Prep 0 mins
Cook 15 mins
A delicious citrus cheesecake with a coconut-pecan crust and topped with seasonal berries (blackberries, blueberries, raspberries, and/or strawberries or fresh fruit (mango).
- 1 cup finely chopped toasted pecans
- 1 cup fresh coconut or 1 cup unsweetened coconut, shredded and toasted
- 1⁄2 cup brown sugar
- 4 tablespoons melted butter
Grand Marnier Key-Lime Filling
- 1 lb cream cheese, room temperature
- 5 ounces sugar
- 3 eggs
- 1⁄4 cup Grand Marnier
- 3 tablespoons key lime juice or 3 tablespoons lime juice
- 1 tablespoon freshly grated lime zest (or zest of 1 lime)
- 1 tablespoon freshly grated orange zest (or zest of 1 orange)

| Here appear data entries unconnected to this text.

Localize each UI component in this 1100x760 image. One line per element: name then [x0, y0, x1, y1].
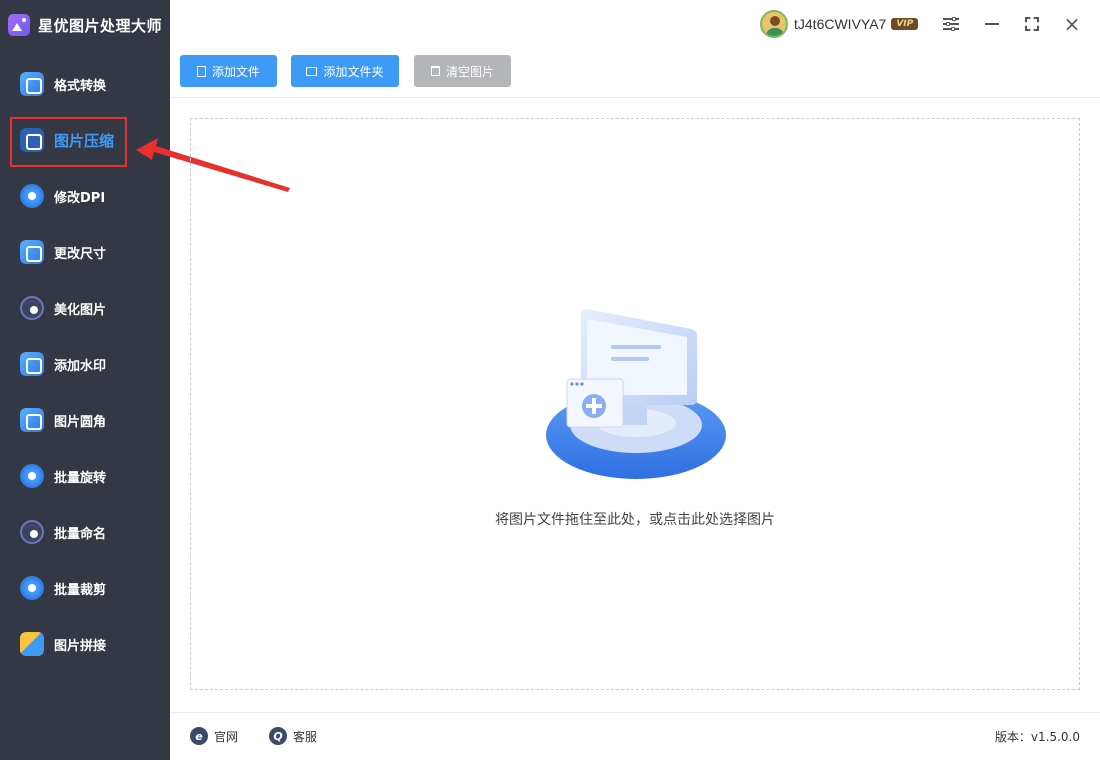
app-logo-icon [8, 14, 30, 36]
add-folder-button[interactable]: 添加文件夹 [291, 55, 399, 87]
close-icon: × [1063, 12, 1081, 36]
sidebar-item-label: 添加水印 [54, 358, 107, 374]
sidebar-item-label: 图片拼接 [54, 638, 107, 654]
highlight-box [10, 117, 127, 167]
support-link[interactable]: Q 客服 [269, 727, 317, 745]
watermark-icon [20, 352, 44, 376]
rename-icon [20, 520, 44, 544]
chat-icon: Q [269, 727, 287, 745]
maximize-button[interactable] [1018, 10, 1046, 38]
add-file-label: 添加文件 [211, 64, 260, 79]
sidebar-item-crop[interactable]: 批量裁剪 [0, 560, 170, 616]
website-link[interactable]: e 官网 [190, 727, 238, 745]
sidebar-item-round-corner[interactable]: 图片圆角 [0, 392, 170, 448]
minimize-button[interactable] [978, 10, 1006, 38]
sidebar-item-label: 格式转换 [54, 78, 107, 94]
add-file-button[interactable]: 添加文件 [180, 55, 277, 87]
close-button[interactable]: × [1058, 10, 1086, 38]
browser-icon: e [190, 727, 208, 745]
title-bar: tJ4t6CWIVYA7 VIP × [170, 0, 1100, 50]
sidebar-item-beautify[interactable]: 美化图片 [0, 280, 170, 336]
sidebar-item-rotate[interactable]: 批量旋转 [0, 448, 170, 504]
trash-icon [430, 66, 440, 76]
username: tJ4t6CWIVYA7 [794, 16, 887, 32]
sidebar-item-label: 图片圆角 [54, 414, 107, 430]
file-icon [196, 65, 206, 77]
toolbar: 添加文件 添加文件夹 清空图片 [170, 50, 1100, 98]
round-corner-icon [20, 408, 44, 432]
user-info[interactable]: tJ4t6CWIVYA7 VIP [760, 10, 919, 38]
app-title: 星优图片处理大师 [38, 16, 163, 35]
rotate-icon [20, 464, 44, 488]
drop-zone-hint: 将图片文件拖住至此处，或点击此处选择图片 [495, 512, 775, 528]
vip-badge: VIP [891, 18, 919, 30]
website-label: 官网 [214, 729, 239, 744]
sidebar-item-label: 批量命名 [54, 526, 107, 542]
folder-icon [306, 66, 318, 76]
support-label: 客服 [293, 729, 318, 744]
version-label: 版本：v1.5.0.0 [994, 730, 1080, 744]
settings-sliders-icon [943, 16, 959, 31]
image-convert-icon [20, 72, 44, 96]
sidebar-item-label: 批量旋转 [54, 470, 107, 486]
sidebar-item-rename[interactable]: 批量命名 [0, 504, 170, 560]
sidebar-item-format-convert[interactable]: 格式转换 [0, 56, 170, 112]
crop-icon [20, 576, 44, 600]
app-header: 星优图片处理大师 [0, 0, 170, 50]
maximize-icon [1025, 17, 1039, 31]
footer: e 官网 Q 客服 版本：v1.5.0.0 [170, 712, 1100, 760]
sidebar-item-label: 修改DPI [54, 190, 106, 206]
monitor-upload-illustration-icon [546, 309, 726, 479]
minimize-icon [985, 23, 999, 25]
avatar[interactable] [760, 10, 788, 38]
sidebar-item-stitch[interactable]: 图片拼接 [0, 616, 170, 672]
stitch-icon [20, 632, 44, 656]
clear-images-button[interactable]: 清空图片 [414, 55, 511, 87]
settings-button[interactable] [937, 10, 965, 38]
sidebar-item-resize[interactable]: 更改尺寸 [0, 224, 170, 280]
sidebar-item-watermark[interactable]: 添加水印 [0, 336, 170, 392]
dpi-icon [20, 184, 44, 208]
beautify-icon [20, 296, 44, 320]
sidebar: 星优图片处理大师 格式转换 图片压缩 修改DPI 更改尺寸 美化图片 添加水印 [0, 0, 170, 760]
add-folder-label: 添加文件夹 [323, 64, 384, 79]
sidebar-item-label: 更改尺寸 [54, 246, 107, 262]
sidebar-item-label: 批量裁剪 [54, 582, 107, 598]
sidebar-item-label: 美化图片 [54, 302, 107, 318]
clear-images-label: 清空图片 [445, 64, 494, 79]
resize-icon [20, 240, 44, 264]
drop-zone[interactable]: 将图片文件拖住至此处，或点击此处选择图片 [190, 118, 1080, 690]
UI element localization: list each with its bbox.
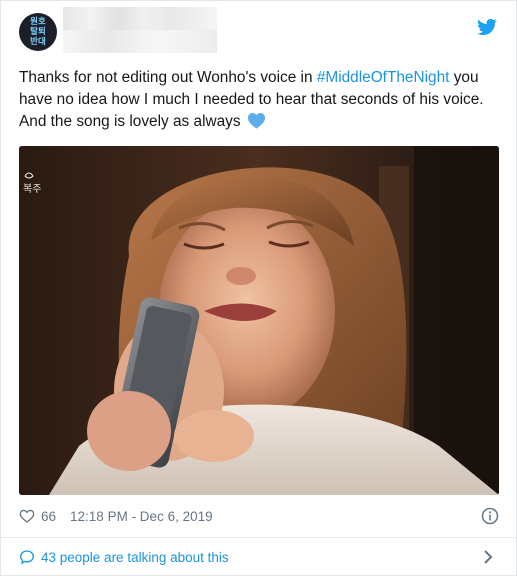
tweet-photo[interactable]: 복주 [19, 146, 499, 495]
blue-heart-icon [247, 113, 265, 129]
speech-bubble-icon [19, 550, 35, 565]
info-icon[interactable] [481, 507, 499, 525]
avatar-text: 원호 탈퇴 반대 [30, 17, 46, 47]
tweet-text: Thanks for not editing out Wonho's voice… [19, 67, 507, 133]
photo-content: 복주 [19, 146, 499, 495]
tweet-header: 원호 탈퇴 반대 [19, 7, 499, 59]
hashtag-link[interactable]: #MiddleOfTheNight [317, 69, 450, 86]
redacted-username [63, 7, 217, 53]
twitter-bird-icon[interactable] [477, 17, 497, 37]
conversation-label: 43 people are talking about this [41, 549, 229, 565]
heart-outline-icon[interactable] [19, 508, 35, 524]
tweet-text-before: Thanks for not editing out Wonho's voice… [19, 69, 317, 86]
tweet-card: 원호 탈퇴 반대 Thanks for not editing out Wonh… [0, 0, 517, 576]
chevron-right-icon[interactable] [483, 549, 493, 565]
photo-overlay-text: 복주 [23, 183, 41, 195]
like-count: 66 [41, 508, 57, 524]
conversation-link[interactable]: 43 people are talking about this [19, 546, 499, 568]
timestamp[interactable]: 12:18 PM - Dec 6, 2019 [70, 509, 213, 524]
avatar[interactable]: 원호 탈퇴 반대 [19, 13, 57, 51]
tweet-meta: 66 12:18 PM - Dec 6, 2019 [19, 505, 499, 527]
divider [1, 537, 516, 538]
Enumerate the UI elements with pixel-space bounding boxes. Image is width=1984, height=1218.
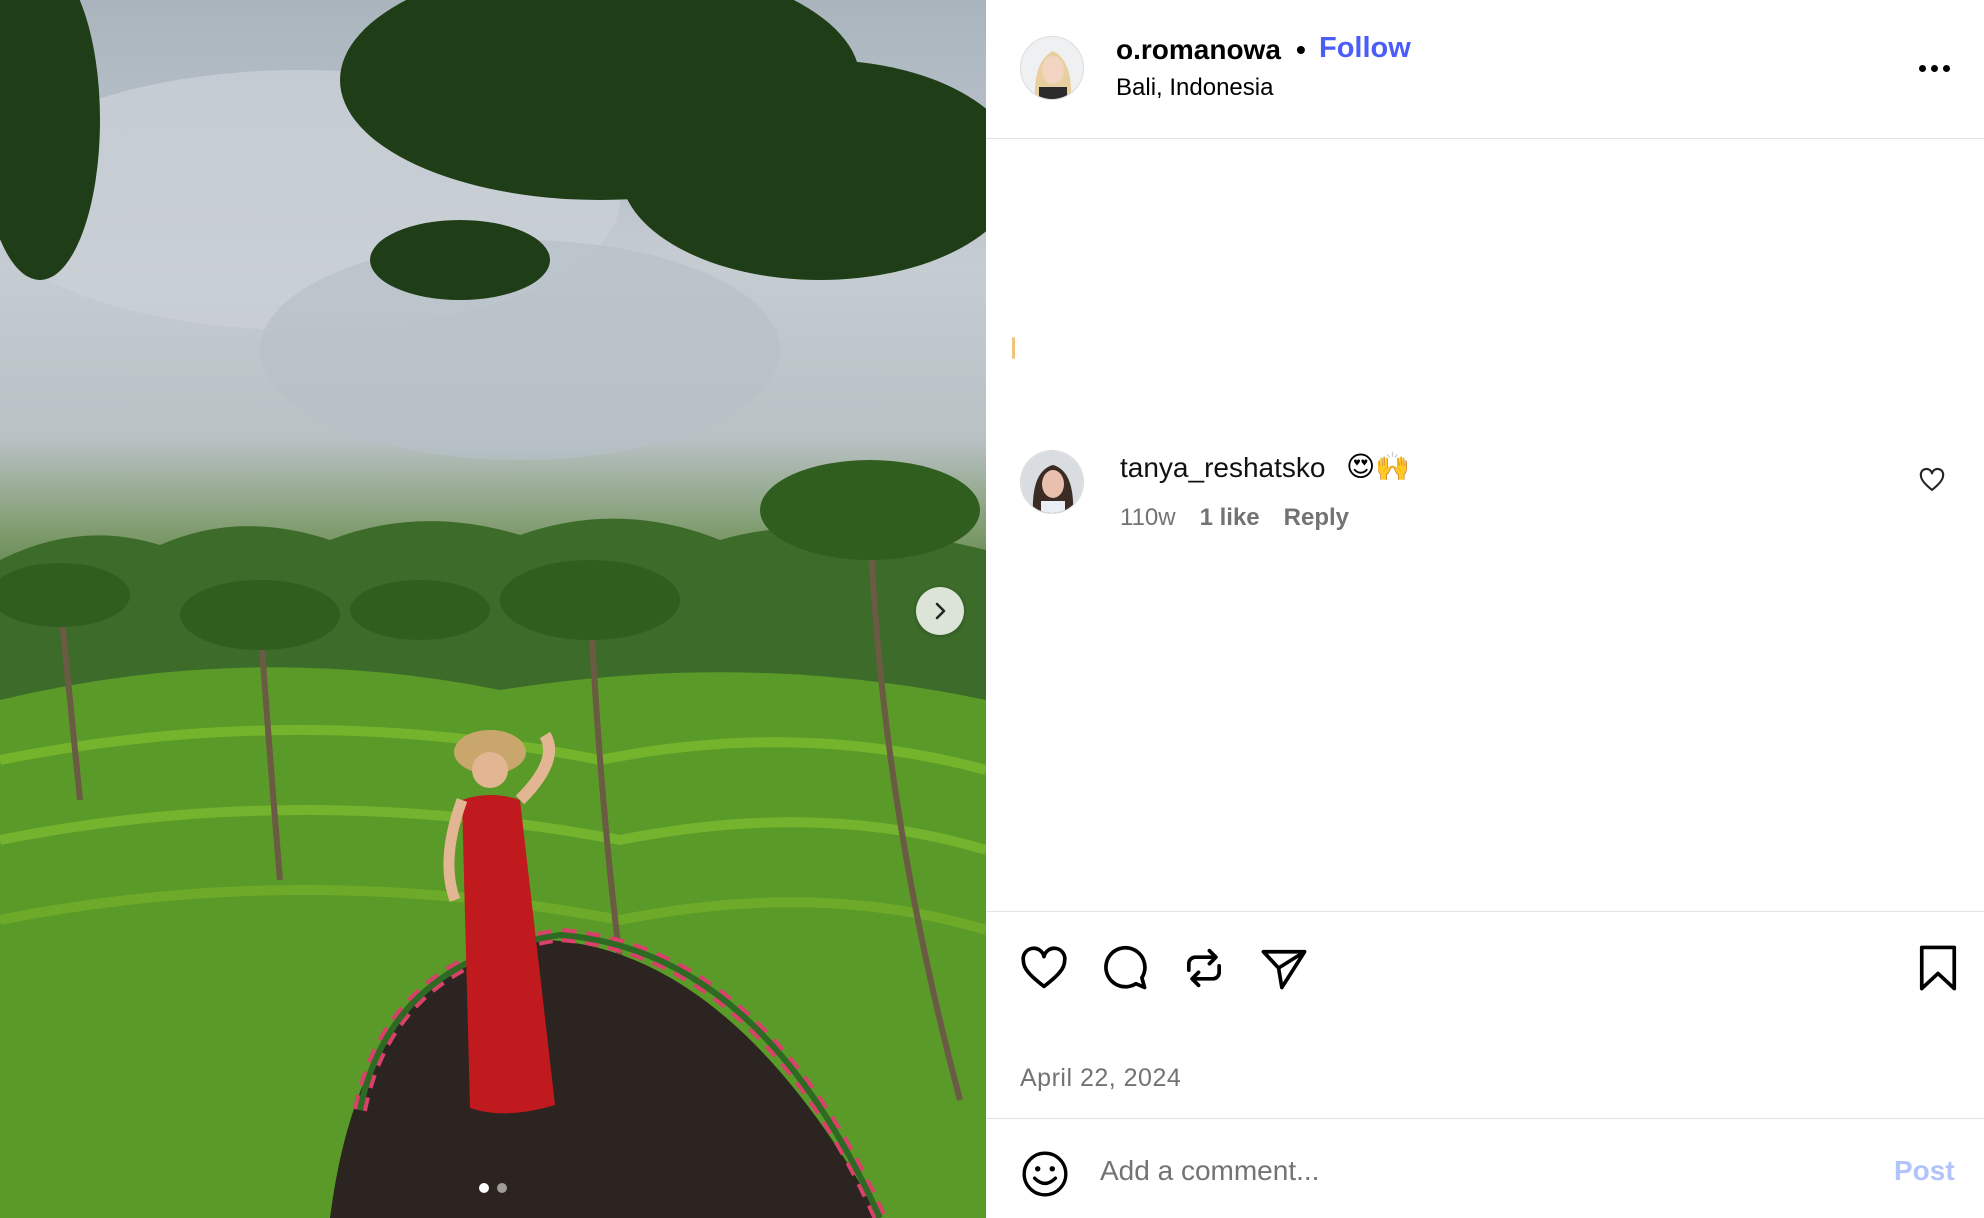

- 2 pints seasonal berries or 2 pints assorted seasonal fruit
- 3 tablespoons Grand Marnier
- 1⁄2 cup sugar
- Preheat the oven to 325°F
- In a mixing bowl, combine ingredients for the crust. Place 6 four-inch lightly buttered pastry rings on a greased baking sheet. Divide the crust mixture between the rings and pat it flat to form bottom crusts. Set aside.
- Beat the cream cheese and sugar until light and fluffy, about 5 minutes. Add the eggs one by one. Beat in the Grand Marnier, lime juice, and citrus zest.
- Divide the filling between the 6 pastry rings and bake the cheesecakes until set, 10-15 minutes. Remove from the oven and cool to room temperature, then refrigerate until cold.
- Fruit Garnish:.
- Mix the fruit with the Grand Marnier and sugar in a mixing bowl. Let stand until the fruit becomes soft and juicy, about 1 hour.
- To serve:.
- Run the top of a hot knife around the inside of each metal ring and unmold the cheesecakes. Using a metal spatula, transfer each cheesecake to a serving plate. Spoon the berries or fruit on top and around the cheesecakes.